Poussinists and Rubenists
From The Art and Popular Culture Encyclopedia
The Poussinist-Rubenist debate was a style war started in the 17th century art involving the work of French painter Poussin and Flemish painter Rubens. Followers of Poussin argued that line and design should dominate painting, because of its appeal to the intellect, while followers of Rubens argued that color should dominate art, because of its appeal to emotion.
The debate was provoked by the essay of French art critic Roger de Piles, "Dialogue sur le coloris" (1673), and continued until the mid nineteenth century in the Neoclassicism and Romanticism style war.
After the Académie royale de peinture et de sculpture was reorganized in 1661 by Louis XIV whose aim was to control all the artistic activity in France, a controversy occurred among the members that dominated artistic attitudes for the rest of the century. This "battle of styles" was a conflict over whether Peter Paul Rubens or Nicolas Poussin was a suitable model to follow. Followers of Poussin, called "poussinistes", argued that line (disegno) should dominate art, because of its appeal to the intellect, while followers of Rubens, called "rubenistes", argued that color (colore) should dominate art, because of its appeal to emotion.

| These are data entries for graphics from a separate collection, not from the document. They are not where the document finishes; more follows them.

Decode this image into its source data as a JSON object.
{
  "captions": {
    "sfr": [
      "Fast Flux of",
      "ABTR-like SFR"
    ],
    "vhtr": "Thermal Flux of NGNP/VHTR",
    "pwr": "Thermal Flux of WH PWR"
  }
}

Since the onset of the Poussinist-Rubenist debate many artists worked between the two styles. In the 19th century, in the revived form of the debate, the attention and the aims of the art world became to synthesize the line of Neoclassicism with the color of Romanticism. One artist after another was claimed by critics to have achieved the synthesis, among them Théodore Chassériau, Ary Scheffer, Francesco Hayez, Alexandre-Gabriel Decamps, and Thomas Couture. William-Adolphe Bouguereau, a later academic artist, commented that the trick to being a good painter is seeing "color and line as the same thing."
Thomas Couture promoted the same idea in a book he authored on art method — arguing that whenever one said a painting had better color or better line it was nonsense, because whenever color appeared brilliant it depended on line to convey it, and vice versa; and that color was really a way to talk about the "value" of form.

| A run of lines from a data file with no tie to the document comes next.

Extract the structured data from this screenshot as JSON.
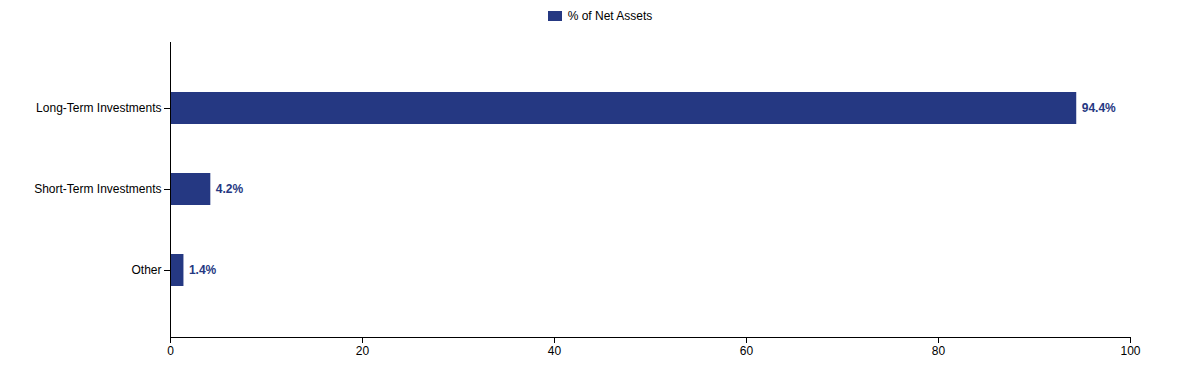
{
  "chart_data": {
    "type": "bar",
    "orientation": "horizontal",
    "categories": [
      "Long-Term Investments",
      "Short-Term Investments",
      "Other"
    ],
    "series": [
      {
        "name": "% of Net Assets",
        "color": "#253882",
        "values": [
          94.4,
          4.2,
          1.4
        ],
        "value_labels": [
          "94.4%",
          "4.2%",
          "1.4%"
        ]
      }
    ],
    "xlim": [
      0,
      100
    ],
    "xticks": [
      0,
      20,
      40,
      60,
      80,
      100
    ],
    "grid": false,
    "data_labels": true,
    "legend": "top"
  }
}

The debate was revived in the early 19th century, under the movements of Neoclassicism typified by the artwork of Jean Auguste Dominique Ingres, and Romanticism typified by the artwork of Eugène Delacroix. Debates also occurred over whether it was better to learn art by looking at nature, or to learn by looking at the artistic masters of the past.
- from that Wikipedia article
The Poussinistes were a group of conservative French artists during the 17th Century.
The Poussinistes defended Poussin's view that drawing appealed to the mind and was superior to color, which they believed appealed to the senses. They were opposed by the Rubénistes who believed that color, not drawing, was superior due to its being more true to nature. Drawing was, according to the Rubénistes, based on reason and only appealing to the few experts whereas color could be enjoyed by everyone. This challenged the notions of the Renaissance when only the educated were believed to appreciate art. (H. W. Janson, 584)
Jean-Antoine Watteau is considered the greatest of the Rubéniste artists. Watteau developed the new subject type that the French Academy termed as fêtes galantes. Other Rubéniste artists included François Boucher, Jean-Honoré Fragonard and Jean-Baptiste-Siméon Chardin. The leading woman of the movement was Marie Louise Élisabeth Vigée-Lebrun (Janson, 584–598).